Changes in myocardial contractility and nutrition

Early ventricular repolarization syndrome

More often just an option norms, especially for athletes and people with congenital high body weight. Sometimes associated with myocardial hypertrophy. Refers to the peculiarities of the passage of electrolytes (potassium) through the membranes of cardiocytes and the characteristics of the proteins from which the membranes are built. It is considered a risk factor for sudden cardiac arrest, but does not provide clinical results and most often remains without consequences.

Moderate or severe diffuse changes in the myocardium

This is evidence of a malnutrition of the myocardium as a result of dystrophy, inflammation () or. Also reversible diffuse changes accompanied by disturbances in water and electrolyte balance (with vomiting or diarrhea), taking medications (diuretics), and heavy physical activity.

Nonspecific ST changes

This is a sign of deterioration in myocardial nutrition without severe oxygen starvation, for example, in case of disturbances in the balance of electrolytes or against the background of dyshormonal conditions.

Acute ischemia, ischemic changes, T wave changes, ST depression, low T

This describes reversible changes associated with oxygen starvation of the myocardium (ischemia). It could be like stable angina, and unstable, acute coronary syndrome. In addition to the presence of the changes themselves, their location is also described (for example, subendocardial ischemia). Distinctive feature such changes are their reversibility. In any case, such changes require comparison of this ECG with old films, and if a heart attack is suspected, troponin rapid tests for myocardial damage or coronary angiography. Depending on the type of coronary heart disease, anti-ischemic treatment is selected.

Advanced heart attack

It is usually described:

  • by stages: acute (up to 3 days), acute (up to 3 weeks), subacute (up to 3 months), cicatricial (all life after a heart attack)
  • by volume: transmural (large focal), subendocardial (small focal)
  • by location of heart attacks: there are anterior and anterior septal, basal, lateral, inferior (posterior diaphragmatic), circular apical, posterobasal and right ventricular.

In any case, a heart attack is a reason for immediate hospitalization.

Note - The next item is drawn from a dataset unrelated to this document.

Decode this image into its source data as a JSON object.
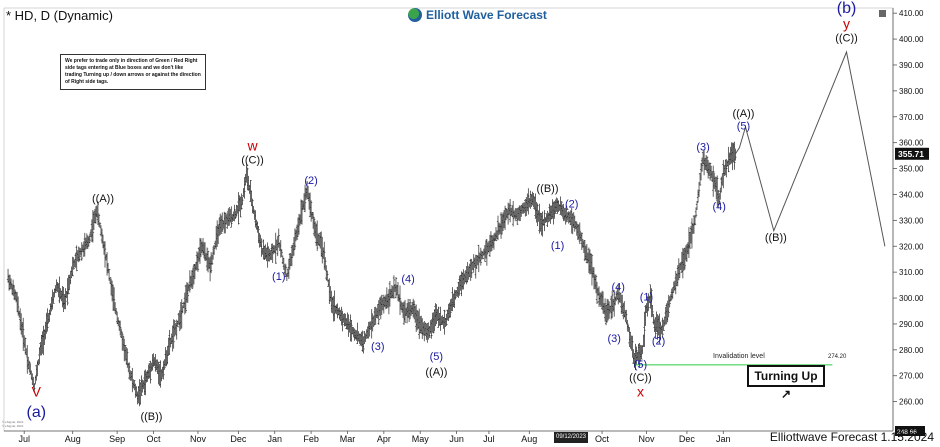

All the variety of syndromes and specific changes on the ECG, the difference in indicators for adults and children, the abundance of reasons leading to the same type ECG changes, do not allow a non-specialist to interpret even the finished conclusion of a functional diagnostician. It makes much more sense to have ECG result, visit a cardiologist in a timely manner and receive competent recommendations for further diagnosis or treatment of your problem, significantly reducing the risks of cardiac emergencies.